Проверка собранных белков слюны
Для оценки эффективности данного метода сбора образец слюны подвергали белковому анализу. Сначала белки были разделены SDS-PAGE, а затем обнаружены серебряным окрашиванием(рисунок 2A). По сравнению с отрицательным контролем (5% сахарозы), концентрированные образцы слюны из РСВ-инфицированной слюны SBPH содержали много белков, которые можно было дополнительно проанализировать, например, с помощью масс-спектрометрии. Как основной насекомый-переносчик RSV, SBPH передает вирус растениям через процесс кормления. Успешное высвобождение RSV связано с секрецией слюны, и RSV считается важным фактором в слюне вирулиферных насекомых. Здесь слюну тестировали после сбора неинфицированных и вирулиферных насекомых с антителом против РСВ и успешно обнаружили белок оболочки RSV (CP) в вирулиферном образце(Рисунок 2B).

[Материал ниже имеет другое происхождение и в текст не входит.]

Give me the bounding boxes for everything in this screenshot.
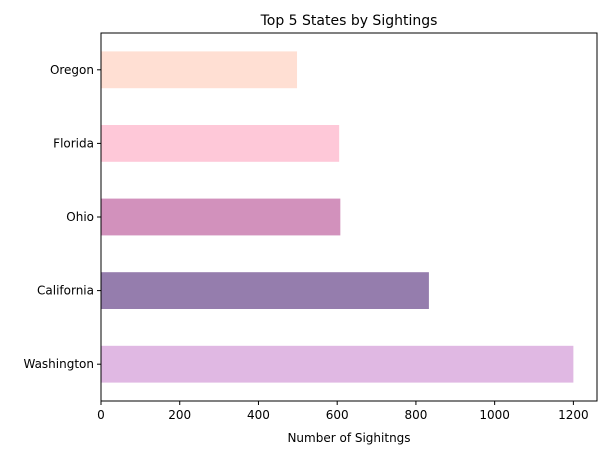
x-tick-label: 1200: [558, 408, 589, 422]
x-axis-ticks: 0 200 400 600 800 1000 1200: [97, 401, 589, 422]
x-tick-label: 200: [168, 408, 191, 422]
x-tick-label: 400: [247, 408, 270, 422]
x-tick-label: 800: [404, 408, 427, 422]
y-tick-label: Ohio: [66, 210, 94, 224]
y-tick-label: Oregon: [50, 63, 94, 77]
bars-group: [101, 51, 574, 383]
y-tick-label: California: [37, 284, 94, 298]
plot-frame: [100, 32, 598, 402]
bar-ohio: [101, 198, 341, 236]
y-tick-label: Washington: [23, 357, 94, 371]
x-tick-label: 600: [326, 408, 349, 422]
y-axis-ticks: Washington California Ohio Florida Oregon: [23, 63, 101, 371]
bar-oregon: [101, 51, 298, 89]
y-tick-label: Florida: [53, 136, 94, 150]
x-axis-label: Number of Sighitngs: [287, 431, 410, 445]
chart-title: Top 5 States by Sightings: [260, 13, 438, 29]
bar-florida: [101, 125, 340, 162]
bar-washington: [101, 345, 574, 383]
bar-california: [101, 272, 429, 309]
x-tick-label: 1000: [479, 408, 510, 422]
x-tick-label: 0: [97, 408, 105, 422]
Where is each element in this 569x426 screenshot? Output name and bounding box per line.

Другое исследование показало, что белки муцина являются необходимыми белками слюны геля у насекомых гемиптерана для медитации на формирование оболочки для кормления23. Для подтверждения того, что SBPH также производит белок муцина, вся открытая рамка чтения предполагаемого гена, кодирующего муцин, была амплифицирована из РНК, извлеченной из слюнной железы SBPH. Его последовательность была использована в качестве запроса в анализе BLAST против последовательности генома SBPH28. Был идентифицирован ген, состоящий из 2175 bp, названный LssgMP. Антитело против этого белка было приготовлено ранее и использовалось для обнаружения белка в собранном образце методом анализа вестерн-блоттинга. Белок 78 KD был обнаружен в неинфицированных и вирулиферных образцах, демонстрируя, что LssgMP является белком слюны(рисунок 2C). Затем уровни транскрипта LssgMP в разных тканях (слюнная железа, кишечник и оставшийся орган) определялись с помощью qRT-PCR. Результаты показали, что уровень транскрипта гена был в 20 раз выше в слюнной железе, чем в кишечнике и других частях тела(рисунок 2D),что подтверждает специфическую экспрессию LssgMP в слюнной железе.

Figure 1
Рисунок 1:Схема камеры кормления с парафиновой мембраной сэндвича, позволяющая кормить SBPH на искусственном питании. (A)Иллюстрация искусственной камеры кормления. Цилиндр имеет длину 15,0 см и диаметр 2,5 см. На одном конце камеры находится сэндвич с парафиновой мембраной; другой конец и стенка цилиндра, покрытая бумагой из оловянной фольги (наклонные линии), представляют собой устройство, покрытое бумагой из оловянной фольги. Источник света был настроен на привлечение SBPH для питания на искусственной диете. (B) Диаграмма парафинового сэндвича, содержащего искусственную диету. 200 мкл 5% водного раствора сахарозы зажимали между двумя слоями парафиновых мембран, растянутых примерно вдвое по своей первоначальной площади. (C)Концентрация собранной слюны с использованием центробежного фильтра 10 КД. (D) Выживаемость SBPH, питающегося 5% сахарозой. Среднее и SEM было рассчитано из четырех биологических реплик с тремя техническими репликами. Пожалуйста, нажмите здесь, чтобы просмотреть увеличенную версию этого рисунка.

Figure 2
Рисунок 2:Проверка собранных белков слюны. (A) Обнаружение белков слюны путем окрашивания серебром. 5% сахарозы является отрицательным контролем. (B)Обнаружение белка оболочки вируса рисовой полосы (CP) в собранной слюне с помощью анализа вестерн-блоттинга. (C)Вестерн-блоттинг для подтверждения наличия LssgMP в собранной слюне. (D) Специфическая экспрессия LssgMP в слюнной железе L. striatellus. ef2: коэффициент удлинения трансляции 2 SBPH. Среднее и SEM было рассчитано из четырех биологических реплик с тремя техническими репликами. Пожалуйста, нажмите здесь, чтобы просмотреть увеличенную версию этого рисунка.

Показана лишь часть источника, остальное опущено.